Despite the spike in the number of attacks, the report pointed out that nearly half of them caused no fatalities and 53 percent caused no injuries.
The most lethal attacks in 2013 were conducted by the Taliban in Afghanistan, the Pakistani Taliban, Nigeria's Boko Haram, al-Qaida in Iraq, al-Qaida in Islamic State of Iraq and the Levant and al-Qaida in the Arabian Peninsula, according to the report.
"While the international community has severely degraded AQ's core leadership, the terrorist threat has evolved," it said. "Leadership losses in Pakistan, coupled with weak governance and instability in the Middle East and Northwest Africa, have accelerated the decentralization of the movement and led to the affiliates in the AQ network becoming more operationally autonomous from core AQ and increasingly focused on local and regional objectives."

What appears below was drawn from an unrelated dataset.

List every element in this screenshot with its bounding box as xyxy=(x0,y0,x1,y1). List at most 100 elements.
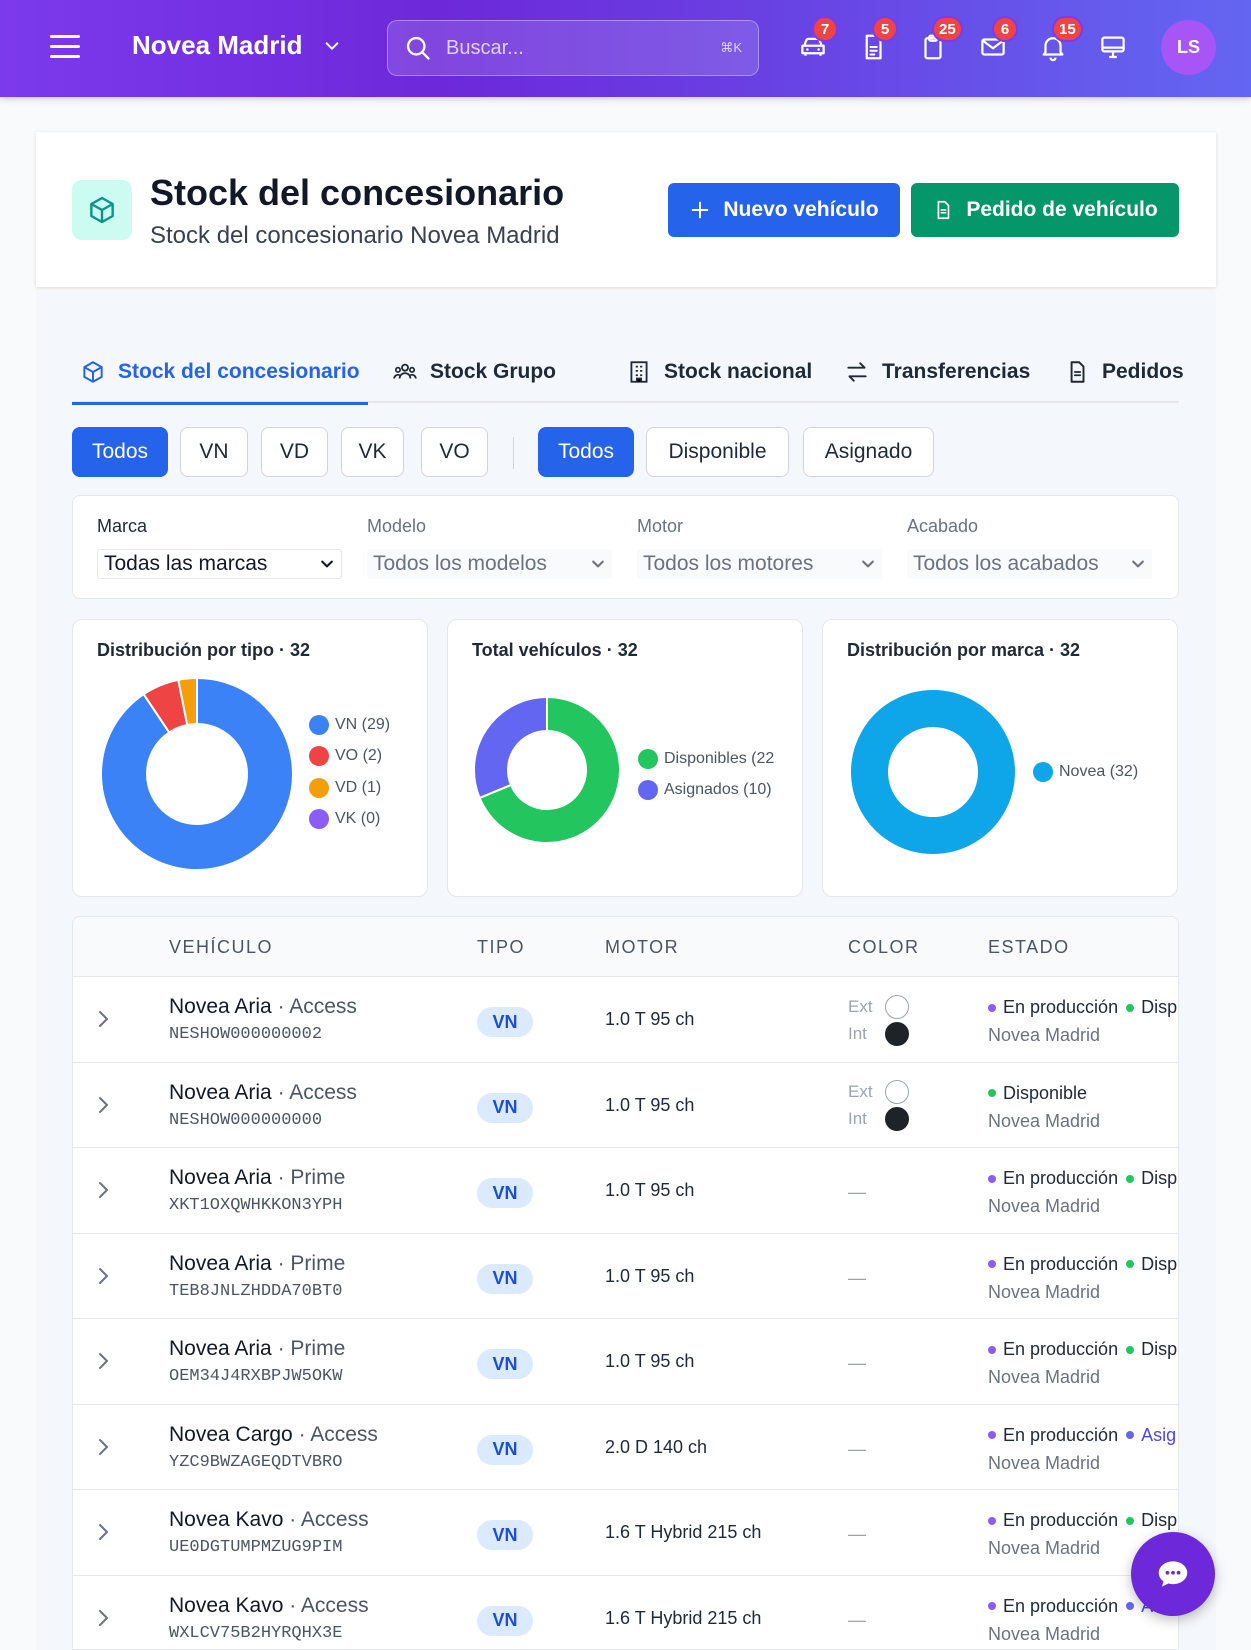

Those groups have subsequently taken advantage of conditions on the ground "to broaden and deepen their operations," it said, noting deadly attacks against religious pilgrims in Iraq, hospital staff and patients in Yemen by al-Qaida in the Arabian Peninsula and a popular shopping mall in Kenya last year by the Somali-based al-Shabab organization.

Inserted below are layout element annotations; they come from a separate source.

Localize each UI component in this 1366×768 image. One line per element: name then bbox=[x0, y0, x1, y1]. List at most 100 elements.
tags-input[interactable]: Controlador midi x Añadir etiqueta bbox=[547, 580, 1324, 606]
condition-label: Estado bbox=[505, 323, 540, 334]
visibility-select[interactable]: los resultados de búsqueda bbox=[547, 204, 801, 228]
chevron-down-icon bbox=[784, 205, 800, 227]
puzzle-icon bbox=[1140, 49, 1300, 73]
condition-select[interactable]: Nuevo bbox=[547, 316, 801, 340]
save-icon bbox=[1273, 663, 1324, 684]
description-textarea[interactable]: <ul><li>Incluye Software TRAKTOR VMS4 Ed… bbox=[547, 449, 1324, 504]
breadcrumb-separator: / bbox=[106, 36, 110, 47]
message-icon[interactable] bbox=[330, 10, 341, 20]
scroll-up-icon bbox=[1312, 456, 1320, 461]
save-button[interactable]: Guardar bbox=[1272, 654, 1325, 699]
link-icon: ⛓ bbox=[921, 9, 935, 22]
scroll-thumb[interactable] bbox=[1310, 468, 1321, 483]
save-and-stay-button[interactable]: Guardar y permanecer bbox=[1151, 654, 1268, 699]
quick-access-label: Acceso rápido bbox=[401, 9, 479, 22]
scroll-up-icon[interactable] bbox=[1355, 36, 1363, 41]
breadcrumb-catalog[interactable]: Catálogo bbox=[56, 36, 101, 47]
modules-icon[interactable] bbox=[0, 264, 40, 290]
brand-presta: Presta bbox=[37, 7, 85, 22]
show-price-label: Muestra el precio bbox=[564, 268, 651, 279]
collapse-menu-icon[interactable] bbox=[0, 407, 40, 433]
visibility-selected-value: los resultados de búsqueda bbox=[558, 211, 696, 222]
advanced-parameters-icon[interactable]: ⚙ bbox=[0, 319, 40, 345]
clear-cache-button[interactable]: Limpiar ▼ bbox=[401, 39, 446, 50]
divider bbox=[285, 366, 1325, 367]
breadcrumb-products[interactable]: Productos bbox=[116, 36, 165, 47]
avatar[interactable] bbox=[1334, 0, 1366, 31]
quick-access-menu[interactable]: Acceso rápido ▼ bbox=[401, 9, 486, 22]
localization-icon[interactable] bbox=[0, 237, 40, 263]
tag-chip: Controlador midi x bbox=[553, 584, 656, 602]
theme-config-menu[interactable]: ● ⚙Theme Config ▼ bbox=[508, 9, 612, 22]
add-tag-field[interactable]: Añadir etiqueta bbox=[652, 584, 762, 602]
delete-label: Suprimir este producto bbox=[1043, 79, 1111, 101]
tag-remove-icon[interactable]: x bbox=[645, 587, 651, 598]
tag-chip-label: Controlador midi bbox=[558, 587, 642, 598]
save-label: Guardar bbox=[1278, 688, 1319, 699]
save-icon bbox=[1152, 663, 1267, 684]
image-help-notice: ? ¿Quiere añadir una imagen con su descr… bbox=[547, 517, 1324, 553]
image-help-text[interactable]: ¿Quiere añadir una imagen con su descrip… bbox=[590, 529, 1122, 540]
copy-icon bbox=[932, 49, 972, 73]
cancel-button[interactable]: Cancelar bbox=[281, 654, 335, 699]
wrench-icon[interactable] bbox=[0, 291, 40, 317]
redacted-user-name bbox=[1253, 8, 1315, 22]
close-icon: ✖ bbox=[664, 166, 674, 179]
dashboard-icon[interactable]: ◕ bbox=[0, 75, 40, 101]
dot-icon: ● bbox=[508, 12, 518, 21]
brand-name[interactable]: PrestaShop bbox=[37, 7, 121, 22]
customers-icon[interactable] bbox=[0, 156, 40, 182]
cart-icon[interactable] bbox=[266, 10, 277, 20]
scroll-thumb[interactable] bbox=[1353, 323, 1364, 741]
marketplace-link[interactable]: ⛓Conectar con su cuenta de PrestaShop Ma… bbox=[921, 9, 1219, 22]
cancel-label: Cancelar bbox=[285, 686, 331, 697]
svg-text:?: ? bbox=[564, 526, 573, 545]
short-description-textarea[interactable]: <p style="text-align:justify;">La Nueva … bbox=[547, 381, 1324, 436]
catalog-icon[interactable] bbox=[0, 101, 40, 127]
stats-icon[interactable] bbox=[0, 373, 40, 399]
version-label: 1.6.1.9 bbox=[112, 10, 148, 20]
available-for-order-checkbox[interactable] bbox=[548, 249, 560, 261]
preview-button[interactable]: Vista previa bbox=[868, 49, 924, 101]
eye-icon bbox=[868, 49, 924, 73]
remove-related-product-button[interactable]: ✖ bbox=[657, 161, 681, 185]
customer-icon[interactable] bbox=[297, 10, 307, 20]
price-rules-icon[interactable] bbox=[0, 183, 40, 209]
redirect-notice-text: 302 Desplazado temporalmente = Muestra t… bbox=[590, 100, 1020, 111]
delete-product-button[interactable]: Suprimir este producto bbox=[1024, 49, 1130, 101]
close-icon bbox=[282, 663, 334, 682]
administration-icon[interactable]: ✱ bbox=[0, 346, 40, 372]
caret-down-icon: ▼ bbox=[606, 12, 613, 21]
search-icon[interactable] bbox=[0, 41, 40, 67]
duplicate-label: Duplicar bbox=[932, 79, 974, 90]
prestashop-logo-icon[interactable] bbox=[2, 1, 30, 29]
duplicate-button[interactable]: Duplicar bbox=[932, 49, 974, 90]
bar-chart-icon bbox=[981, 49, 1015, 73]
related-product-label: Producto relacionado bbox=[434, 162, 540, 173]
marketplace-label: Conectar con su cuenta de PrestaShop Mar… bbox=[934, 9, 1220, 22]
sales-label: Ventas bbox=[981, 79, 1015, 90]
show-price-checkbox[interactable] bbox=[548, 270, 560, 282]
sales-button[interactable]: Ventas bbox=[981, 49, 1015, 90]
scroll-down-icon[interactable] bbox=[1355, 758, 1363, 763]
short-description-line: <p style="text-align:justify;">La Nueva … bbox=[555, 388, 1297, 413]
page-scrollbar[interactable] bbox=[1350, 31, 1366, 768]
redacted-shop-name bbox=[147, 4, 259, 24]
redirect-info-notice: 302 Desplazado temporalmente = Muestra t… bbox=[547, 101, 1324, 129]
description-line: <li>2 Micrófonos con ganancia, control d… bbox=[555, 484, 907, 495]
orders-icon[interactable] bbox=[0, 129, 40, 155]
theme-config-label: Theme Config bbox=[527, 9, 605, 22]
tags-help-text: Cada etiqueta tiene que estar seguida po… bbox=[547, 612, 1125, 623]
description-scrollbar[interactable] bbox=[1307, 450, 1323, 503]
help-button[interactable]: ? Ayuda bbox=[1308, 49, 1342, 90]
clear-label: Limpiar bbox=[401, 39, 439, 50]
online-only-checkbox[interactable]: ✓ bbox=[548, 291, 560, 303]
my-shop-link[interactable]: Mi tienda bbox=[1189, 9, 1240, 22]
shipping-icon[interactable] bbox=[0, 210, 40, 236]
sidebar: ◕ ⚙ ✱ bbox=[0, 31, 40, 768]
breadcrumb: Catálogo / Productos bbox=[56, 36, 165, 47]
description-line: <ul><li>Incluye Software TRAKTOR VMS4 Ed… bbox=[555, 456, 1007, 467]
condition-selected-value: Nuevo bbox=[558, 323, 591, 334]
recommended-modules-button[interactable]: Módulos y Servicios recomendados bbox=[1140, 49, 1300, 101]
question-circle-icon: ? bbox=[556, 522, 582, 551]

In addition to spurring more and deadlier activity, al-Qaida's decentralization has led to its affiliates increasing their financial independence from the core by staging a growing number of kidnappings for ransom and other crimes, like extortion and credit card fraud, the report said. It said the Yemeni affiliate and al-Qaida in the Islamic Maghreb, which is active in North Africa, have become "particularly effective" at such activities.
And, it said, 2013 saw groups like these boost their presence on social media platforms, although with mixed results, as various online voices often led to "confusion and contradictions" in their messaging. Nevertheless, it said, the wider audience reached through new media compounds the extremist threat.
The report also pointed out a "worrisome trend" in that a significant amount of terrorism in 2013 was sectarian in nature, especially in Syria, Lebanon, and Pakistan.
It noted that thousands of al-Qaida inspired extremists flooded into Syria to join that country's civil war, ostensibly to protect Sunni Muslims from Syrian President Bashar Assad's Alawite-dominated government. Despite divisions among themselves and with al-Qaida leader Ayman al-Zawahiri, these groups, including al-Nusrah Front and the Islamic State of Iraq and the Levant remain a serious threat, the report said.
At the same time, Iran and the radical Lebanon-based Hezbollah movement stepped up the provision of critical support to Assad, "dramatically bolstering" his capabilities and exacerbating the conflict, it said.
On Iran, which has been designated a "state sponsor of terrorism" by the United States since 1984, the report said Tehran last year persisted in supporting Palestinian terrorist groups, boosted its presence in Africa and tried to smuggle weapons to separatists in Yemen and Bahrain.
Tehran used the al-Quds Force of its Islamic Revolutionary Guard Corps as its "primary mechanism for cultivating and supporting terrorists abroad" with the intent of destabilizing the Middle East and fomenting anti-Israel attacks and sentiment, it said.
While it continued to sponsor terrorism, Iran also remained a concern for the proliferation of weapons of mass destruction, the report said.
Despite ongoing negotiations with world powers to address concerns about its nuclear program, Iran remains in violation of international demands to come clean about its intentions and prove it is not trying to develop atomic weapons, it said.
Along with Iran, the 2013 report identified Cuba, Syria and Sudan as "state sponsors of terrorism," designations that remain unchanged from last year.